Perhaps the single most impressive element of Terminator Salvation is the performance of its graphics engine. Though the game does have frame rate hiccups, which often correlate with iPhone background tasks, it almost always presents truly great 3-D worlds and at least acceptable characters to populate them. Gameloft’s renditions of varied apocalyptic backdrops are surprisingly rounded and detailed rather than jaggy or sparse, colored with deliberate and movie-like bleak tones, and populated with smoke clouds, flames, and enough robot hiding places that you’ll feel on the edge while you’re playing. Apart from the absence of voice acting, the cinematic music and slightly spine-chilling sound effects really work well together, too. These are really well-developed levels, at least, aesthetically.

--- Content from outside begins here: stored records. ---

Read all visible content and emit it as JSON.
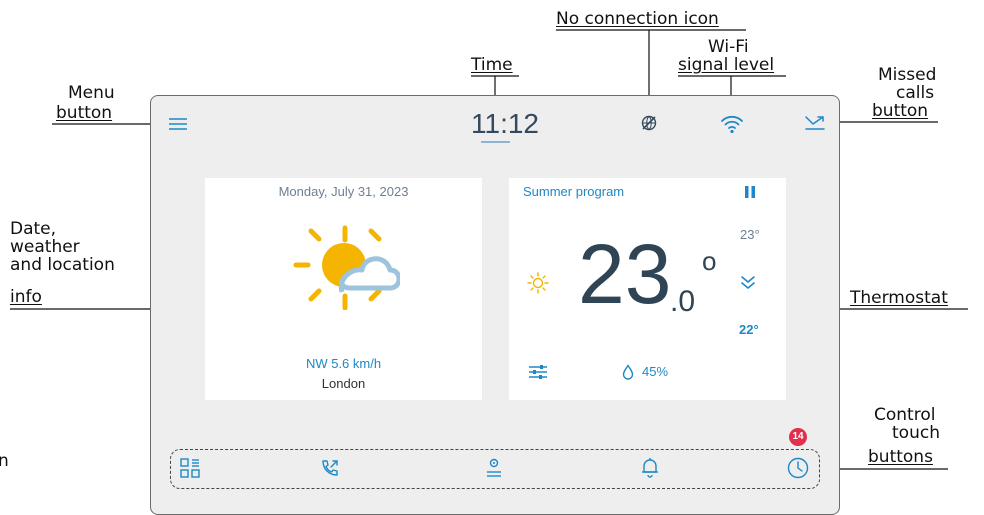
{
  "callouts": {
    "no_connection": "No connection icon",
    "time": "Time",
    "wifi_line1": "Wi-Fi",
    "wifi_line2": "signal level",
    "missed_line1": "Missed",
    "missed_line2": "calls",
    "missed_line3": "button",
    "menu_line1": "Menu",
    "menu_line2": "button",
    "date_line1": "Date,",
    "date_line2": "weather",
    "date_line3": "and location",
    "date_line4": "info",
    "thermostat": "Thermostat",
    "control_line1": "Control",
    "control_line2": "touch",
    "control_line3": "buttons",
    "cut_letter": "n"
  },
  "device": {
    "time": "11:12",
    "weather": {
      "date": "Monday, July 31, 2023",
      "wind": "NW 5.6 km/h",
      "location": "London",
      "icon": "sun-cloud-icon"
    },
    "thermostat": {
      "program": "Summer program",
      "temp_int": "23",
      "temp_dec": ".0",
      "degree": "o",
      "setpoint_high": "23°",
      "setpoint_low": "22°",
      "humidity": "45%"
    },
    "missed_calls_count": "14",
    "colors": {
      "accent": "#1e88c7",
      "sun": "#f5b400",
      "badge": "#e0304a",
      "temp": "#2f4454"
    }
  }
}
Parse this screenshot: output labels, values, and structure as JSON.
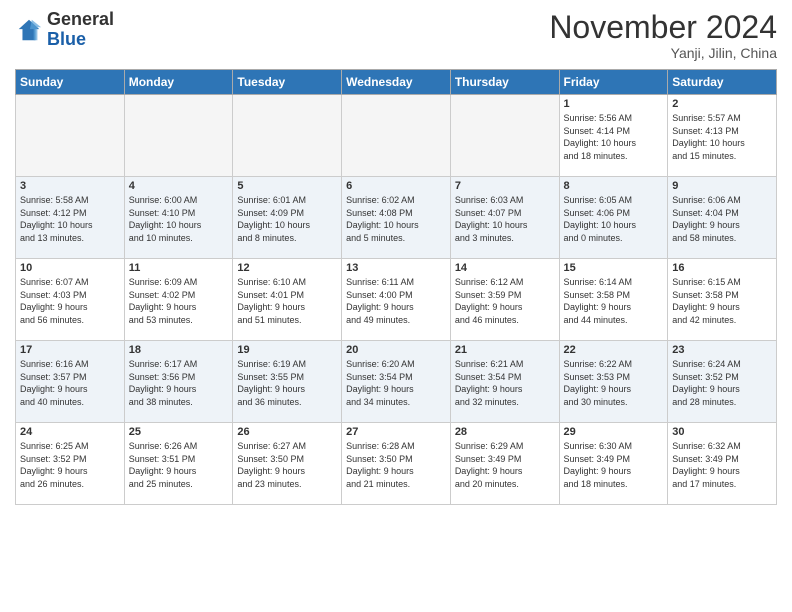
{
  "header": {
    "logo_general": "General",
    "logo_blue": "Blue",
    "month_title": "November 2024",
    "location": "Yanji, Jilin, China"
  },
  "weekdays": [
    "Sunday",
    "Monday",
    "Tuesday",
    "Wednesday",
    "Thursday",
    "Friday",
    "Saturday"
  ],
  "weeks": [
    [
      {
        "day": "",
        "info": ""
      },
      {
        "day": "",
        "info": ""
      },
      {
        "day": "",
        "info": ""
      },
      {
        "day": "",
        "info": ""
      },
      {
        "day": "",
        "info": ""
      },
      {
        "day": "1",
        "info": "Sunrise: 5:56 AM\nSunset: 4:14 PM\nDaylight: 10 hours\nand 18 minutes."
      },
      {
        "day": "2",
        "info": "Sunrise: 5:57 AM\nSunset: 4:13 PM\nDaylight: 10 hours\nand 15 minutes."
      }
    ],
    [
      {
        "day": "3",
        "info": "Sunrise: 5:58 AM\nSunset: 4:12 PM\nDaylight: 10 hours\nand 13 minutes."
      },
      {
        "day": "4",
        "info": "Sunrise: 6:00 AM\nSunset: 4:10 PM\nDaylight: 10 hours\nand 10 minutes."
      },
      {
        "day": "5",
        "info": "Sunrise: 6:01 AM\nSunset: 4:09 PM\nDaylight: 10 hours\nand 8 minutes."
      },
      {
        "day": "6",
        "info": "Sunrise: 6:02 AM\nSunset: 4:08 PM\nDaylight: 10 hours\nand 5 minutes."
      },
      {
        "day": "7",
        "info": "Sunrise: 6:03 AM\nSunset: 4:07 PM\nDaylight: 10 hours\nand 3 minutes."
      },
      {
        "day": "8",
        "info": "Sunrise: 6:05 AM\nSunset: 4:06 PM\nDaylight: 10 hours\nand 0 minutes."
      },
      {
        "day": "9",
        "info": "Sunrise: 6:06 AM\nSunset: 4:04 PM\nDaylight: 9 hours\nand 58 minutes."
      }
    ],
    [
      {
        "day": "10",
        "info": "Sunrise: 6:07 AM\nSunset: 4:03 PM\nDaylight: 9 hours\nand 56 minutes."
      },
      {
        "day": "11",
        "info": "Sunrise: 6:09 AM\nSunset: 4:02 PM\nDaylight: 9 hours\nand 53 minutes."
      },
      {
        "day": "12",
        "info": "Sunrise: 6:10 AM\nSunset: 4:01 PM\nDaylight: 9 hours\nand 51 minutes."
      },
      {
        "day": "13",
        "info": "Sunrise: 6:11 AM\nSunset: 4:00 PM\nDaylight: 9 hours\nand 49 minutes."
      },
      {
        "day": "14",
        "info": "Sunrise: 6:12 AM\nSunset: 3:59 PM\nDaylight: 9 hours\nand 46 minutes."
      },
      {
        "day": "15",
        "info": "Sunrise: 6:14 AM\nSunset: 3:58 PM\nDaylight: 9 hours\nand 44 minutes."
      },
      {
        "day": "16",
        "info": "Sunrise: 6:15 AM\nSunset: 3:58 PM\nDaylight: 9 hours\nand 42 minutes."
      }
    ],
    [
      {
        "day": "17",
        "info": "Sunrise: 6:16 AM\nSunset: 3:57 PM\nDaylight: 9 hours\nand 40 minutes."
      },
      {
        "day": "18",
        "info": "Sunrise: 6:17 AM\nSunset: 3:56 PM\nDaylight: 9 hours\nand 38 minutes."
      },
      {
        "day": "19",
        "info": "Sunrise: 6:19 AM\nSunset: 3:55 PM\nDaylight: 9 hours\nand 36 minutes."
      },
      {
        "day": "20",
        "info": "Sunrise: 6:20 AM\nSunset: 3:54 PM\nDaylight: 9 hours\nand 34 minutes."
      },
      {
        "day": "21",
        "info": "Sunrise: 6:21 AM\nSunset: 3:54 PM\nDaylight: 9 hours\nand 32 minutes."
      },
      {
        "day": "22",
        "info": "Sunrise: 6:22 AM\nSunset: 3:53 PM\nDaylight: 9 hours\nand 30 minutes."
      },
      {
        "day": "23",
        "info": "Sunrise: 6:24 AM\nSunset: 3:52 PM\nDaylight: 9 hours\nand 28 minutes."
      }
    ],
    [
      {
        "day": "24",
        "info": "Sunrise: 6:25 AM\nSunset: 3:52 PM\nDaylight: 9 hours\nand 26 minutes."
      },
      {
        "day": "25",
        "info": "Sunrise: 6:26 AM\nSunset: 3:51 PM\nDaylight: 9 hours\nand 25 minutes."
      },
      {
        "day": "26",
        "info": "Sunrise: 6:27 AM\nSunset: 3:50 PM\nDaylight: 9 hours\nand 23 minutes."
      },
      {
        "day": "27",
        "info": "Sunrise: 6:28 AM\nSunset: 3:50 PM\nDaylight: 9 hours\nand 21 minutes."
      },
      {
        "day": "28",
        "info": "Sunrise: 6:29 AM\nSunset: 3:49 PM\nDaylight: 9 hours\nand 20 minutes."
      },
      {
        "day": "29",
        "info": "Sunrise: 6:30 AM\nSunset: 3:49 PM\nDaylight: 9 hours\nand 18 minutes."
      },
      {
        "day": "30",
        "info": "Sunrise: 6:32 AM\nSunset: 3:49 PM\nDaylight: 9 hours\nand 17 minutes."
      }
    ]
  ]
}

But unlike some of the other $10 iPhone titles we’ve played recently, Terminator Salvation has very little lasting power—too little to justify a price of this sort. Levels are merely based on simple move from place to place and shoot objectives, with only modestly more depth than Midway’s simple but awesome 1991 Terminator 2 arcade game. As noted in the introduction, we beat Salvation on its normal difficulty level in an hour and a half, finding that the “rewards” were the option to replay the game on a higher difficulty mode or with the body of a terminator, albeit with unchanged dialog, and to replay the game’s very simplistic “hacking” mini-game. These aren’t especially compelling options; we would have been much more satisfied had the game’s levels been considerably more dense and populated with more varied challenges.
While it’s obvious that a lot of development effort went into this title, it’s equally apparent that designing a game that can be whipped through so quickly isn’t the best use of the considerable visual and sonic assets that were brought to bear here. iPhone game developers hoping to charge premium prices for their titles would be well-served to learn a lesson from Terminator Salvation: no matter how impressive the license, the engine, and the level designs, if there’s not enough to do, the only people you’ll satisfy are hard core fans with extra cash to burn. And then, even as fans, we wouldn’t spend $10 for a game as short as this. If it falls considerably in price, and you’re willing to buy something with only a couple of hours of play time, you might want to give it a look.